Why do all societies inflict stigma? I suggest that the desire to stigmatize others grows out of the insecurity that all human beings experience, being intelligent creatures who soon learn how weak and helpless they are in regard to things of the highest importance. The more our development encourages us to expect and seek control, the more likely we are, finding out that we can't really have it, to gain a substitute kind of safety by defining a dominant group as perfect, lacking in nothing, and projecting weakness and inadequacy onto an outside group. To the extent that societies can teach people that the desired condition is one of interdependence, rather than control and self-sufficiency, such pernicious tendencies can be minimized. But they are never likely to be completely eradicated, given that people really are weaker than they want to be and, as they grow older, are likely to have an increasing desire to conceal their weaknesses.
The history of punishment bears witness to the ubiquity of the desire to shame others.
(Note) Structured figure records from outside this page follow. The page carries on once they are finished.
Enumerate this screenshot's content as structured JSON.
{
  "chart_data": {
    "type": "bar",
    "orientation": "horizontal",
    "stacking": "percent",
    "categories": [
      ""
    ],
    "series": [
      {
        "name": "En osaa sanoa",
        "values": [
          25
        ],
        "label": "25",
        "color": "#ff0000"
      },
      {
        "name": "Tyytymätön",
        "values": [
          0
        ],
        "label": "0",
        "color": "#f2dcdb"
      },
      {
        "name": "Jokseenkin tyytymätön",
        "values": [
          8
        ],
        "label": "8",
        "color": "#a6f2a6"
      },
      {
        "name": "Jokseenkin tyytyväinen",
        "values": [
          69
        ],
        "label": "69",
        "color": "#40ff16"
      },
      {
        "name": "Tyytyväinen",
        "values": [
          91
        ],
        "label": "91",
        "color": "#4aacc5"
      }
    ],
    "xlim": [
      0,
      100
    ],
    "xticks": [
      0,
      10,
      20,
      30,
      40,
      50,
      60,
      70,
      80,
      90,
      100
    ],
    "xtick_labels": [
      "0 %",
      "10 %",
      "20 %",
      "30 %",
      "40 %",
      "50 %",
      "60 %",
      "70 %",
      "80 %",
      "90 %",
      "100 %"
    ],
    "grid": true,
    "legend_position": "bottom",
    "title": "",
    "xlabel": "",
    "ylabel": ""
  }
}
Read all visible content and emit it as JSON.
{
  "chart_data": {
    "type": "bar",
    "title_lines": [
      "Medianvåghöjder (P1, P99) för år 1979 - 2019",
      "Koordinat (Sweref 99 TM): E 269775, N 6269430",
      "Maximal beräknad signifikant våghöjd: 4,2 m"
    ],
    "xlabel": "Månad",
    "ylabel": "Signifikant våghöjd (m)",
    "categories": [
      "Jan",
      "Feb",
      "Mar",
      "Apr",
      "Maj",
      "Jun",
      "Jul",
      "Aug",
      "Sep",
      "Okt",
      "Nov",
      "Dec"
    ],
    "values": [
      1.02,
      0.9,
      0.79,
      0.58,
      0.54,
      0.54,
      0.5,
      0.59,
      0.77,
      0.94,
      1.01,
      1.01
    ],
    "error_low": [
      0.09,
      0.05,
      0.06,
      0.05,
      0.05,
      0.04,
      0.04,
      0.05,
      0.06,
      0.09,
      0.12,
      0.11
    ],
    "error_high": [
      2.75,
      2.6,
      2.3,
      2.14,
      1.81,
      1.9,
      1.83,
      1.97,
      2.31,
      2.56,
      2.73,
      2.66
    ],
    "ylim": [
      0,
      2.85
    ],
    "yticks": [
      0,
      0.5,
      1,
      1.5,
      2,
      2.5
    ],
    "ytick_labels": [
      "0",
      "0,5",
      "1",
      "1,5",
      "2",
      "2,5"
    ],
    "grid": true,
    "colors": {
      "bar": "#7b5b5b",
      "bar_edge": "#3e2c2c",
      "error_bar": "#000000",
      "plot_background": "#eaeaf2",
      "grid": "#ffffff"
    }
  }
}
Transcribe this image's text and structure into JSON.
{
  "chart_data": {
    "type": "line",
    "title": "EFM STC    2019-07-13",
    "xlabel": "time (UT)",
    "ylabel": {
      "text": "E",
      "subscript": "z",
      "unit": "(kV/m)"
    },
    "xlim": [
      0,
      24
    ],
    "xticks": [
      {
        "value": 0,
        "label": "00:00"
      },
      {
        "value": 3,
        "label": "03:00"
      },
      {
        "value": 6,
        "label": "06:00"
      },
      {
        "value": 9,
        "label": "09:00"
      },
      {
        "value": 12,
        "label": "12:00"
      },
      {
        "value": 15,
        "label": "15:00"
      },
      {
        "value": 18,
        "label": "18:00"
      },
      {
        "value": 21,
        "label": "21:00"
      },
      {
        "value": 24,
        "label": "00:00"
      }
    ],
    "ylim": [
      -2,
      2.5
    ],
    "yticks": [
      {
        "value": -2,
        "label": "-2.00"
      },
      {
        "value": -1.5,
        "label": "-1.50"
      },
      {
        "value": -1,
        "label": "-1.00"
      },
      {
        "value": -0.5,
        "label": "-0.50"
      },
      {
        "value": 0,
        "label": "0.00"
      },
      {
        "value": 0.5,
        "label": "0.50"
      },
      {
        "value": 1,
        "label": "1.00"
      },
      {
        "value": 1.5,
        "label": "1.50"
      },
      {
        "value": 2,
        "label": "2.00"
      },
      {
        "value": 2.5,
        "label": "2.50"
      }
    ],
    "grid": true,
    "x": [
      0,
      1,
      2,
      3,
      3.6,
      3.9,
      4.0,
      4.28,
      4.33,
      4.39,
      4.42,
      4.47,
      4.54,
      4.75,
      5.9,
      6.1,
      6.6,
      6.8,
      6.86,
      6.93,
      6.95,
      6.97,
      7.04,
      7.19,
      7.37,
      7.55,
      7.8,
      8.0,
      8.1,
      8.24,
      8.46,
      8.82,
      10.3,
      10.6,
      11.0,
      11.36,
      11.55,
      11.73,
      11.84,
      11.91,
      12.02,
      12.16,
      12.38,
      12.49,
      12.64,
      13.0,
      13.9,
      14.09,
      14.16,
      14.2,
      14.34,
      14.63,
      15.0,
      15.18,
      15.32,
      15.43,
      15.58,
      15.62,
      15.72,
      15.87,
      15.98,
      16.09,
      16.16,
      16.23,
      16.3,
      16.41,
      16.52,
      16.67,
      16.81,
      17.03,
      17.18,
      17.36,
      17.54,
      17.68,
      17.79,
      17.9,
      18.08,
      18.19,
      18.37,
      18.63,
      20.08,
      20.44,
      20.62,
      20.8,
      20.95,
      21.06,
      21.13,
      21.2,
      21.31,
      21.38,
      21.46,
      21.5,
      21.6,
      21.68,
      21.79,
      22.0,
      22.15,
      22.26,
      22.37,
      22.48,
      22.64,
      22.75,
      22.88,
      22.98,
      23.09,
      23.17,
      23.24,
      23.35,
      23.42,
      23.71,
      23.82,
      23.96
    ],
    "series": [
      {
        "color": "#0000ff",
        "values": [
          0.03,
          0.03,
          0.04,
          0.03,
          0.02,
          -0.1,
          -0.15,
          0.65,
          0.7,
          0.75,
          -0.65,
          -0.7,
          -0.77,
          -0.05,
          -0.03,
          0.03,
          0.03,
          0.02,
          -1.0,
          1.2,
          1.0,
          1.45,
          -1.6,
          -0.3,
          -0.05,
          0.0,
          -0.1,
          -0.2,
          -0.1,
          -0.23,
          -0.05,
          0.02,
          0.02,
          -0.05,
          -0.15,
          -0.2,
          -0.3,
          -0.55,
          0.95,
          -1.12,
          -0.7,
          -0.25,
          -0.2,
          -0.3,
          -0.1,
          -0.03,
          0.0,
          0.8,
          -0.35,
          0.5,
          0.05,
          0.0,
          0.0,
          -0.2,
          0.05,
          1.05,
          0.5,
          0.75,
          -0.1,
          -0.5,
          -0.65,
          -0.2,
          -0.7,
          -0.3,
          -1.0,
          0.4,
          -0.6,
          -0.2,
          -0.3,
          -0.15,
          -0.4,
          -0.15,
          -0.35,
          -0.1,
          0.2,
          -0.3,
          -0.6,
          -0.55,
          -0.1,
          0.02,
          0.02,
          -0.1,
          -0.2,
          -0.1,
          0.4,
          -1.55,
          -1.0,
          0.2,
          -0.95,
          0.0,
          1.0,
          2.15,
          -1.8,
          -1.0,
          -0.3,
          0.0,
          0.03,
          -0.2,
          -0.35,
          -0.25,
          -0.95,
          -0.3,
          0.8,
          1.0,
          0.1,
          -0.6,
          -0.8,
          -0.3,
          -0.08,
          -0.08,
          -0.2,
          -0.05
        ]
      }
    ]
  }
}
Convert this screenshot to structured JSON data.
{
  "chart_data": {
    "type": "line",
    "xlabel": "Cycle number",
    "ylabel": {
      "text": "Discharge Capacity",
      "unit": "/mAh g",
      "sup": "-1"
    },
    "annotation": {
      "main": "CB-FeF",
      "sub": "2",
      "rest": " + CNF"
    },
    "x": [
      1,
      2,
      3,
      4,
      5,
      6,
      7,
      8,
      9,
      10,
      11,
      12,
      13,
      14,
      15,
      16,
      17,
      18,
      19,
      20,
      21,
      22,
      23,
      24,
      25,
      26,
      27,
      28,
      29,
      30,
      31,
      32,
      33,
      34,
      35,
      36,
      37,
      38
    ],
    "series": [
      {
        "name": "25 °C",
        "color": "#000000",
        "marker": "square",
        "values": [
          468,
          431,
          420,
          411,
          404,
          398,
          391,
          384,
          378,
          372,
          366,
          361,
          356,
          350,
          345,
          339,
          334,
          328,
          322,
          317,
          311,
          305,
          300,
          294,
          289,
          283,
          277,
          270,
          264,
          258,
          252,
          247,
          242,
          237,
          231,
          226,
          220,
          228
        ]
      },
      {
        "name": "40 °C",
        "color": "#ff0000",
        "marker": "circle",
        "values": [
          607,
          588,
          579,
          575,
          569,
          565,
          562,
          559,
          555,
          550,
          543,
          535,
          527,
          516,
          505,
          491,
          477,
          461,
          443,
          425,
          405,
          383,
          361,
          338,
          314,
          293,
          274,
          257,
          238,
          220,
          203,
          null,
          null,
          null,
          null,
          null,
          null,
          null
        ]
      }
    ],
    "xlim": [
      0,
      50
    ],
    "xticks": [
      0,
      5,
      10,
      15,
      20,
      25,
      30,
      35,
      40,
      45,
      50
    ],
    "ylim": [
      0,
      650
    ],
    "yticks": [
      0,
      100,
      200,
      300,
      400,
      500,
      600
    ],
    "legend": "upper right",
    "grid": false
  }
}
In many societies, penalties based on shaming (tattoos and brands, the stocks, the pillory, the scarlet letter) are often introduced at first to target a truly harmful vice. But history shows that they quickly take on a different purpose: to demonize people who are merely unpopular or who belong to a minority religion or sexuality. We hear many proposals today to revive shame-based punishments; given the history of such punishments, they need to be examined with a skeptical eye.
Fear of a dissident minority often masquerades as moral disapproval. Societies frequently experience what social scientists call "moral panics," in which some "deviant" group is thought to be a threat to key moral values and is stigmatized in consequence. Often the danger posed by the group is purely imaginary, and the real issue is a desire to create a zone of safety and security by defining the dominant group as good and "normal," the outsider groups as the bearer of a disgraceful tainted identity. Our debates today over gay marriage contain much of this muddled thinking, whatever else they also contain.
In general, a society based on the idea of equal human dignity must find ways to inhibit stigma and the aggression that are so often linked to the proclamation that "we" are the ones who are "normal." Such a society is difficult to achieve, because incompleteness is frightening, and grandiose fictions are comforting. As a patient of the psychoanalyst Donald W. Winnicott said to him, "The alarming thing about equality is that we are then both children, and the question is, where is father? We know where we are if one of us is the father."
It may even be that a society in which people acknowledge their equal weakness and interdependence is unachievable because human beings cannot bear to live with the constant awareness of mortality and of their frail animal bodies. Some self-deception may be essential in getting us through a life in which we are soon bound for death, and in which the most essential matters are in fact beyond our control. But if we cannot fully achieve such a society, we can at least look to it as a paradigm (as Plato said of his ideal city), and make sure that our laws are the laws of that community and no other.